Cross-platform development is suitable for small applications in which the user interface is not that important, has a limited set of features, and there are no plans for adding more features, for instance, an access app to a conference, or a corporate app that displays company news. Or, for large enterprises which have all their web apps written in React and they can easily transition some of the features on the mobile apps as well.
While cross-platform might seem like a good idea and looks good from a cost-wise perspective when starting a new project as compared to native technologies, as time passes and more features are added, new OS versions and SDK appear, cross-platform approaches become more expensive and rigid to adding new features. In addition to this, there is no guarantee that they will work on the next version of the mobile OS, and the user experience they provide is much more inferior to their native counterparts.
Besides all the above-mentioned advantages of native development, it is also important to point out that native development tools surpass by far the cross-platform ones. For instance, when designing a native user interface, developers could use tools from Xcode or Android Studio for visually building the UI, which makes the development a lot faster. In addition to this, both development environments offer advanced debugging tools which make finding and fixing a bug much more easily. Furthermore, native platforms also provide out-of-the-box, easy ways of testing the flows or the user interface of the apps.
At appssemble, we've decided to build all our apps using native technologies, not only because they are more stable, secure, performant, and run better, but also because it's the only safe, reliable, and approved (by Apple and Google) way of building an app.
... and we are not the only ones, Facebook, the company that created React Native, has switched from React Native to native development for their messenger apps, Airbnb has done the same, Udacity as well, and the list could go on and on.
We build a lot of mobile apps for startups, and for a startup, it's important to be able to take advantage of the latest SDKs, it's also super important to be able to deliver new functionalities quickly and to be able to build on top of an MVP. We also strong believers that it's important to respect each platform and adjust the user interaction to the platform's guidelines, what works for an Android user might not be that intuitive and user-friendly for an iOS one. After all, a startup needs all the competitive advantage it can get, to attract new customers and turn the existing ones into raving fans, and we believe going native is a major advantage over the cross-platform approaches, from both a user experience as well as from a performance one.

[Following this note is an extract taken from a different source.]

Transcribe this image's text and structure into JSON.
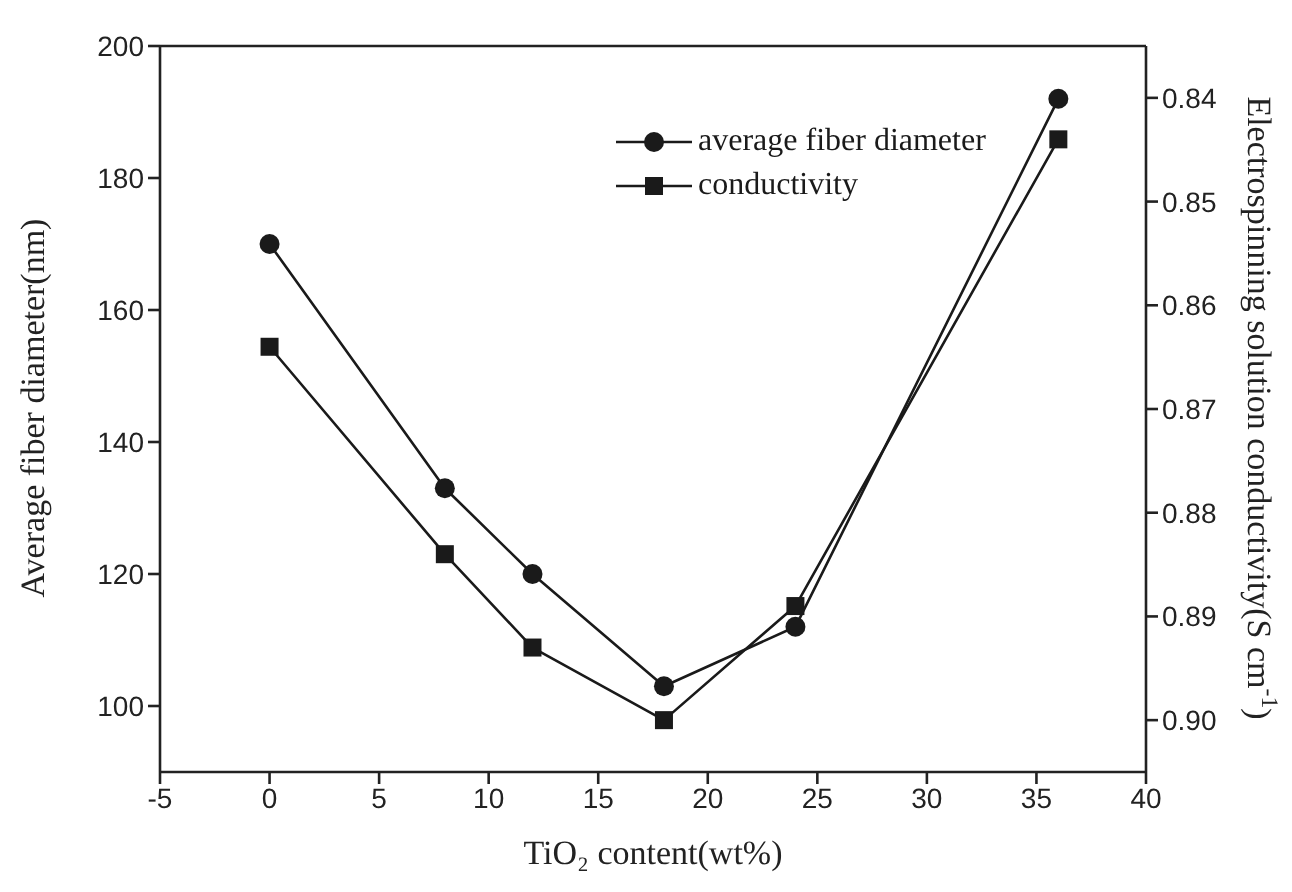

As for the costs, in the long run, by doing native development, the costs will be at worst similar, but in the vast majority of cases, the native will be cheaper. A common mistake startup founders make when deciding to go with a cross-platform approach for their MVP, is that they assume that the price for it will be half the price of native apps, this is usually not true, and a more realistic cost would be 75% of the cost of both native apps (as both native apps will use the same backend solution, and most of the business logic is the same, so most of the times is just porting the solution to the other platform).